The United States Department of Justice (DOJ) has extradited Tochuwku Nnebocha, 43, from Poland to face federal charges for allegedly running a transnational criminal network that defrauded elderly Americans of millions of dollars.
According to the DOJ, Nnebocha was arrested by Polish authorities in April 2025 and remained in custody until his transfer to the US, where he made his first court appearance in Miami, Florida.

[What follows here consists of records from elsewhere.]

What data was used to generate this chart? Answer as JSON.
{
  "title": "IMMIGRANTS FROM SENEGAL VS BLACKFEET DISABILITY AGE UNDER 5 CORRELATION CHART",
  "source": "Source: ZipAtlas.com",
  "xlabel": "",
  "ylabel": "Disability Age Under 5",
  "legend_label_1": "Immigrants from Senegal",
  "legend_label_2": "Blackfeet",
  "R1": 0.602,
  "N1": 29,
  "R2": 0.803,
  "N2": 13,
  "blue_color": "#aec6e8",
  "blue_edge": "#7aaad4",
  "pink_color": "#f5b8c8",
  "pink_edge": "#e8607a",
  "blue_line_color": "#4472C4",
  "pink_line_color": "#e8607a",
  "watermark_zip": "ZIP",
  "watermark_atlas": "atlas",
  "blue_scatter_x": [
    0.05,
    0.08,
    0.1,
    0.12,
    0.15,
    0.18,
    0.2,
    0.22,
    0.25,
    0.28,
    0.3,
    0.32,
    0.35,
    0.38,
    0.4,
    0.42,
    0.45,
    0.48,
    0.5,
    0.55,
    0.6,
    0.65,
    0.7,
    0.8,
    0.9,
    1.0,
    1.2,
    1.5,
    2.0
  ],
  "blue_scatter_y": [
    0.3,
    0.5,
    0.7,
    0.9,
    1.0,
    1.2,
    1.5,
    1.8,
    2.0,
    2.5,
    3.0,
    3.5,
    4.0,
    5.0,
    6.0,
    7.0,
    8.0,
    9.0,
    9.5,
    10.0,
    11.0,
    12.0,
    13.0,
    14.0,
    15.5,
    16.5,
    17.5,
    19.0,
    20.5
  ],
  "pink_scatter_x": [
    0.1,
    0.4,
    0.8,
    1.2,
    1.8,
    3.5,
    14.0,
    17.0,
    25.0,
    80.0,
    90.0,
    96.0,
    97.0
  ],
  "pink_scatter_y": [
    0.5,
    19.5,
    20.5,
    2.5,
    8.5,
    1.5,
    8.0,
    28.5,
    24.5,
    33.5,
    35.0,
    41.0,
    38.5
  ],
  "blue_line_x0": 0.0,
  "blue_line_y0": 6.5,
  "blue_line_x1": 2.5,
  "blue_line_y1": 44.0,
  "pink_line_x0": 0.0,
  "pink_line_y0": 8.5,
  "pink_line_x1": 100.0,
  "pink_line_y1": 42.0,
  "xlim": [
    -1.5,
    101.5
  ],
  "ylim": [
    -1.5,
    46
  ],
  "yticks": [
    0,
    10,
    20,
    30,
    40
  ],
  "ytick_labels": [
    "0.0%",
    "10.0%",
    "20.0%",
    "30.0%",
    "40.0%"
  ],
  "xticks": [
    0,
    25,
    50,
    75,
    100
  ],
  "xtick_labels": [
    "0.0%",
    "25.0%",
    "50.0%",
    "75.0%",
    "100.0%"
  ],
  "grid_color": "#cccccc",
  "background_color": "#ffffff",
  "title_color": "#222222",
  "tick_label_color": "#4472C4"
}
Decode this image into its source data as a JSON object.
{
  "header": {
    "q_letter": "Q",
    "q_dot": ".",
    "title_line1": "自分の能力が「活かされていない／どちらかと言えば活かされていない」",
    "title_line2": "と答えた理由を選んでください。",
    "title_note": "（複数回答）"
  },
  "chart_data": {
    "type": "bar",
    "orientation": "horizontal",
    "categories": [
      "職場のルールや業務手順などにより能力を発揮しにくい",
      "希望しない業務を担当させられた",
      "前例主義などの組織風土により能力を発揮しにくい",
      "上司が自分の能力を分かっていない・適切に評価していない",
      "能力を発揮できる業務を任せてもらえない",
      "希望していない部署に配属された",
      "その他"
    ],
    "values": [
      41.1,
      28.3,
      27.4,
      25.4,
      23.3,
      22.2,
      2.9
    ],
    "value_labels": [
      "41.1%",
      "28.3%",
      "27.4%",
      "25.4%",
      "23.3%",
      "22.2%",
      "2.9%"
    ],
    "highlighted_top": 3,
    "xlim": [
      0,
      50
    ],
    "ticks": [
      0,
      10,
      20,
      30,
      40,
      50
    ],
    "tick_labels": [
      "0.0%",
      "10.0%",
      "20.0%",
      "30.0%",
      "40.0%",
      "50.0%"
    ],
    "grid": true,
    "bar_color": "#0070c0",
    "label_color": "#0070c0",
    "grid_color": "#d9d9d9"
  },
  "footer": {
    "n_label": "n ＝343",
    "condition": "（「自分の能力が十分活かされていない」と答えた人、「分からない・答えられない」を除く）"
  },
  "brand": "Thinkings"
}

Court documents reveal that Nnebocha and his associates orchestrated a five-year inheritance fraud scheme. They sent personalised letters to elderly Americans, claiming the recipients were entitled to multimillion-dollar inheritances from deceased relatives in Spain. To claim the supposed funds, victims were told to pay delivery charges, taxes, or other fees. Sadly, the promised inheritance never existed. Payments were instead funneled through a web of US-based intermediaries—many of them former victims who were manipulated into forwarding money to the fraudsters.
Nnebocha now faces several charges, including conspiracy to commit mail and wire fraud, as well as mail and wire fraud. Each count carries a maximum prison sentence of 20 years. A federal district judge will determine his final sentence after considering statutory guidelines.
Two co-defendants, Okezie Bonaventure Ogbata (extradited from Portugal) and Ehis Lawrence Akhimie (extradited from the UK), have already pleaded guilty and were sentenced to 97 months in prison for their roles in the same scheme.
The DOJ stressed that the case is part of a wider effort to protect seniors from scams such as romance fraud, lottery scams, tech support fraud, and grandparent scams, noting that these schemes “exploit the vulnerability of seniors and often result in devastating financial losses.”
The investigation was carried out with the collaboration of the DOJ’s Consumer Protection Branch, the US Attorney’s Office for the Southern District of Florida, the FBI’s Legal Attaché in Poland, INTERPOL, and Polish authorities. According to the DOJ, this extradition underscores their commitment to holding perpetrators accountable, no matter where they operate, and to safeguarding seniors from fraudulent schemes that can devastate lives.
This case follows another high-profile extradition earlier in the year, when Chukwuemeka Amachukwu, 39, was transferred from France to New York to face charges of computer hacking, fraud, and identity theft. Both cases reflect the US government’s intensifying crackdown on cross-border financial crimes targeting vulnerable groups worldwide.